Boise Officials Talk Options For Making Front, Myrtle Streets Friendlier to Pedestrians 

click to enlarge - City planners have been talking with relevant agencies to make Front and Myrtle streets more pedestrian friendly. -  - HARRISON BERRY
  • Harrison Berry
  • City planners have been talking with relevant agencies to make Front and Myrtle streets more pedestrian friendly.
Amid a spate of downtown development and ambitious plans, city leaders have turned their gazes to BoDo and the Central Addition—what they call the LIV District—only to find a veritable island between the Boise Greenbelt and downtown. Now, a conversation is springing up between an alphabet soup of local, state and federal planners about how to make the up-and-coming area more accessible.

"Our hope was, there are things we could do with the corridor that better suit the land uses that have cropped up around it," said Daren Fluke, the comprehensive planning manager for the City of Boise.

Fluke and Capital City Development Corporation project manager Matt Edmond delivered a presentation to stakeholders in the Boise City Council Chambers on June 28, discussing a few options that might connect people to the homes and businesses between Front and Myrtle streets. In the room were an engineer from the Idaho Transportation Department, which has jurisdiction over the busy streets; representatives from affected businesses and other planners.

Front and Myrtle streets compose a section of Highway 26, which itself is part of a highway that runs from Nebraska to the Pacific Coast. They're two of the busiest streets in the state, and their presence has been felt politically, economically and culturally in the City of Trees. Fluke said though their peak rush-hour traffic can be intense, for most of the day, there is excess capacity on stretches of both roads, affording an opportunity.

"We've got a whole roadway that's just serving part of the day," he said.

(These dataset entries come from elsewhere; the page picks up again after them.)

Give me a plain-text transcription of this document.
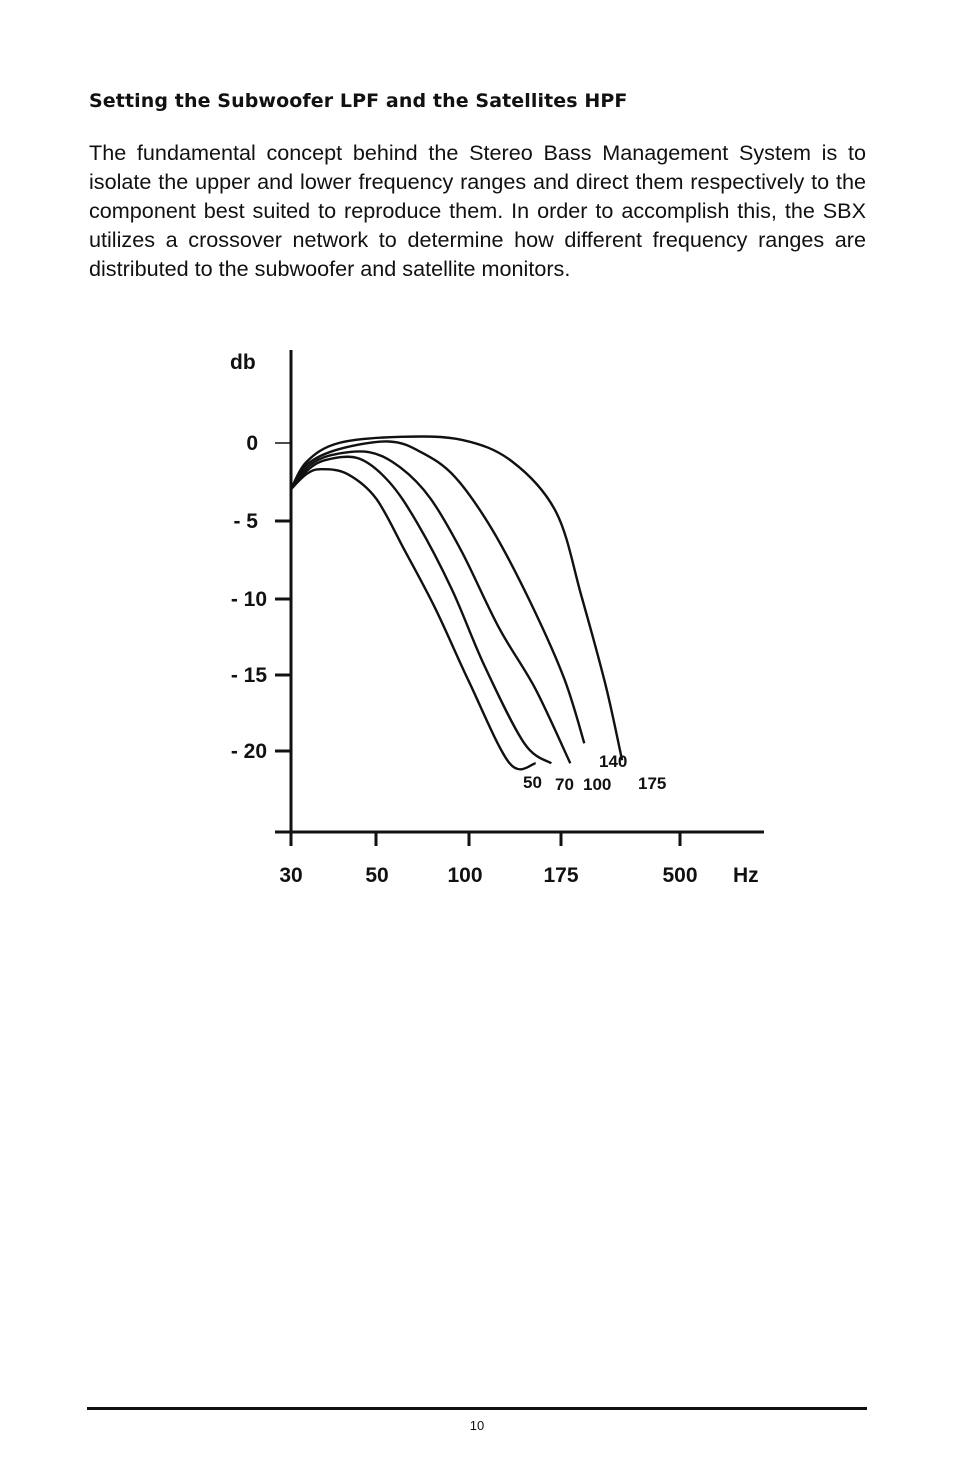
Setting the Subwoofer LPF and the Satellites HPF

The fundamental concept behind the Stereo Bass Management System is to isolate the upper and lower frequency ranges and direct them respectively to the component best suited to reproduce them. In order to accomplish this, the SBX utilizes a crossover network to determine how different frequency ranges are distributed to the subwoofer and satellite monitors.

db
Hz
0
- 5
- 10
- 15
- 20
30	50	100	175	500
50 70 100
140
175
10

In recent years, the Central Addition and BoDo areas have grown up rather than out, with 600 new hotel rooms, 900 Simplot employees in the JUMP complex, 200 residents living in the Fowler and 1,000 additional parking spaces. Bringing those neighborhoods into closer union with the rest of downtown may be an important element in securing their safety and economic health.

The items on the menu, the event organizers stressed, were tailored to have a mitigated impact on the streets' core purpose of moving cars in and out of downtown, while maximizing the safety and accessibility of non-car road users like pedestrians and cyclists. The purpose of the meeting was to gauge the "appetite for change along the corridor," Fluke said. This included re-timing traffic signals, increasing the number of signalized pedestrian crossings and "right-sizing" roadways—repurposing lanes of traffic in some stretches for wider sidewalks and landscaping.

Additional studies and planning with ITD are needed before any or all of those projects are undertaken, but some light touches have already been installed, like extended sidewalks on 20 street corners, conduits and close driveway cuts. Edmonds and Fluke said they won't recommend adding bike lanes to the streets, or above- or below-ground pedestrian crossings.